A lunch stop in Kampong Them
On the road from Phnom Penh to Siem Reap there is a great restaurant called Arunras. It is full of locals who have stopped on their various journeys and one or two tourists. I had a big plate of fried Morning Glory and a big plate of mixed fried mushrooms with steamed rice and both were delicious. Service is speedy the food is cheap and as I have discovered in most of Asia now local tea is complimentary…I knew there was a reason I liked Asia so much! Well worth a visit if you are passing.
Next to the restaurant is extensive markets selling just about anything. The interesting trio of fried tarantula, silk worm and cricket were there along with a multitude of other snacks. A little warning though if you have a problem with spiders (live ones that is) you need eyes in the back of your head as many of the kids wandering around have tarantulas as pets clinging to their clothes and they will offer one to you to hold or stroke. Apparently the poisonous bit has been removed so its not dangerous but they are still big and hairy!

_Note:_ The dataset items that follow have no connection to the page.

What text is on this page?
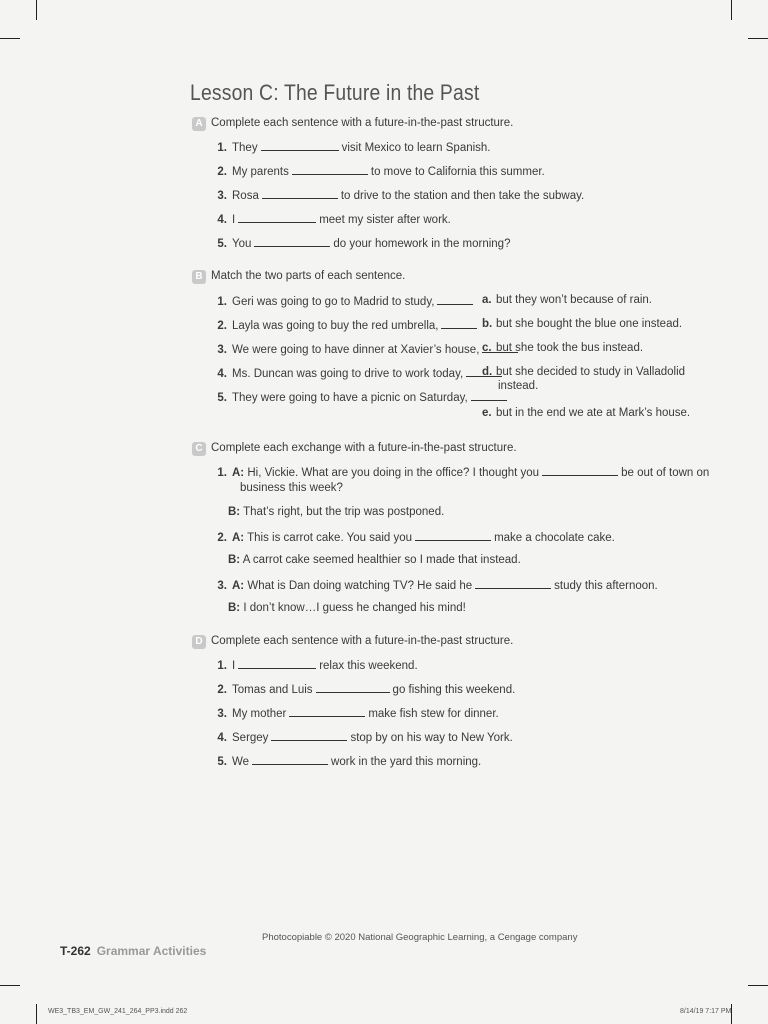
Lesson C: The Future in the Past
A Complete each sentence with a future-in-the-past structure.
1. They	visit Mexico to learn Spanish.
2. My parents	to move to California this summer.
3. Rosa	to drive to the station and then take the subway.
4. I	meet my sister after work.
5. You	do your homework in the morning?
B Match the two parts of each sentence.
1. Geri was going to go to Madrid to study,
2. Layla was going to buy the red umbrella,
3. We were going to have dinner at Xavier’s house,
4. Ms. Duncan was going to drive to work today,
5. They were going to have a picnic on Saturday,
a. but they won’t because of rain.
b. but she bought the blue one instead.
c. but she took the bus instead.
d. but she decided to study in Valladolid
instead.
e. but in the end we ate at Mark’s house.
C Complete each exchange with a future-in-the-past structure.
1. A: Hi, Vickie. What are you doing in the office? I thought you	be out of town on
business this week?
B: That’s right, but the trip was postponed.
2. A: This is carrot cake. You said you	make a chocolate cake.
B: A carrot cake seemed healthier so I made that instead.
3. A: What is Dan doing watching TV? He said he	study this afternoon.
B: I don’t know…I guess he changed his mind!
D Complete each sentence with a future-in-the-past structure.
1. I	relax this weekend.
2. Tomas and Luis	go fishing this weekend.
3. My mother	make fish stew for dinner.
4. Sergey	stop by on his way to New York.
5. We	work in the yard this morning.
Photocopiable © 2020 National Geographic Learning, a Cengage company
T-262 Grammar Activities
WE3_TB3_EM_GW_241_264_PP3.indd 262	8/14/19 7:17 PM
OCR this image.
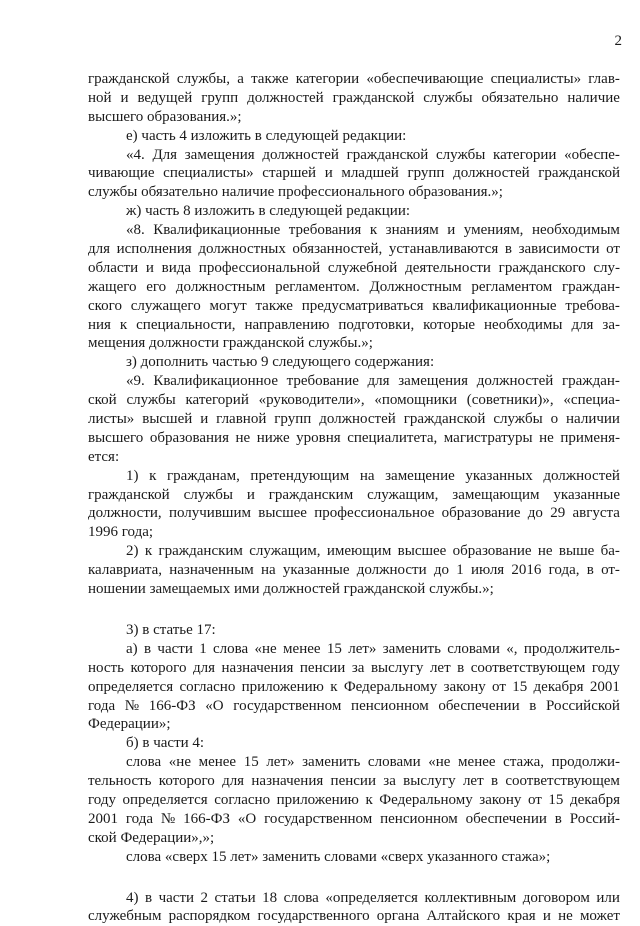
2
гражданской службы, а также категории «обеспечивающие специалисты» глав-
ной и ведущей групп должностей гражданской службы обязательно наличие
высшего образования.»;
е) часть 4 изложить в следующей редакции:
«4. Для замещения должностей гражданской службы категории «обеспе-
чивающие специалисты» старшей и младшей групп должностей гражданской
службы обязательно наличие профессионального образования.»;
ж) часть 8 изложить в следующей редакции:
«8. Квалификационные требования к знаниям и умениям, необходимым
для исполнения должностных обязанностей, устанавливаются в зависимости от
области и вида профессиональной служебной деятельности гражданского слу-
жащего его должностным регламентом. Должностным регламентом граждан-
ского служащего могут также предусматриваться квалификационные требова-
ния к специальности, направлению подготовки, которые необходимы для за-
мещения должности гражданской службы.»;
з) дополнить частью 9 следующего содержания:
«9. Квалификационное требование для замещения должностей граждан-
ской службы категорий «руководители», «помощники (советники)», «специа-
листы» высшей и главной групп должностей гражданской службы о наличии
высшего образования не ниже уровня специалитета, магистратуры не применя-
ется:
1) к гражданам, претендующим на замещение указанных должностей
гражданской службы и гражданским служащим, замещающим указанные
должности, получившим высшее профессиональное образование до 29 августа
1996 года;
2) к гражданским служащим, имеющим высшее образование не выше ба-
калавриата, назначенным на указанные должности до 1 июля 2016 года, в от-
ношении замещаемых ими должностей гражданской службы.»;
3) в статье 17:
а) в части 1 слова «не менее 15 лет» заменить словами «, продолжитель-
ность которого для назначения пенсии за выслугу лет в соответствующем году
определяется согласно приложению к Федеральному закону от 15 декабря 2001
года № 166-ФЗ «О государственном пенсионном обеспечении в Российской
Федерации»;
б) в части 4:
слова «не менее 15 лет» заменить словами «не менее стажа, продолжи-
тельность которого для назначения пенсии за выслугу лет в соответствующем
году определяется согласно приложению к Федеральному закону от 15 декабря
2001 года № 166-ФЗ «О государственном пенсионном обеспечении в Россий-
ской Федерации»,»;
слова «сверх 15 лет» заменить словами «сверх указанного стажа»;
4) в части 2 статьи 18 слова «определяется коллективным договором или
служебным распорядком государственного органа Алтайского края и не может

There was a wealth of fruit both fresh and dried. The kids will try to sell you bags of cut up pineapple and will follow you around the whole time so if you don’t want the pineapple your powers of determination need to be sharp! I bought a bag of extremely colourful candied fruit which was very sweet but very very good probably the best I’ve tasted on this trip. It consisted of red dates, pineapple, pomelo peel (which has a bitterness that counteracts the sweetness well) and mango. Deliciousness in a bag.
There was plenty of seafood on offer which looked very fresh and well iced to keep it that way.
A delicacy in Cambodia (and I think much of south east Asia) is fermented fish paste. It smells very bad and doesn’t look at all appetising! I have tried it and it tastes better than it smells and looks but is definitely a required taste! Most markets have big pots of it you can then buy a spoon full…you will smell it before you see it!
And finally the meat section. This seemed the most different from a western market. It had big raised areas that the meat was on with women sat amongst the meat ready to chop up whatever you wanted. The meat in Asia often sits out in the sun for quite a while that is why many recipes require it to be thoroughly boiled and stewed before using to kill off any bad bacterias. I have always loved a market and it is great to wander round and discover different and unusual foods. You just have to be a little brave and taste things to discover new and wonderful flavours.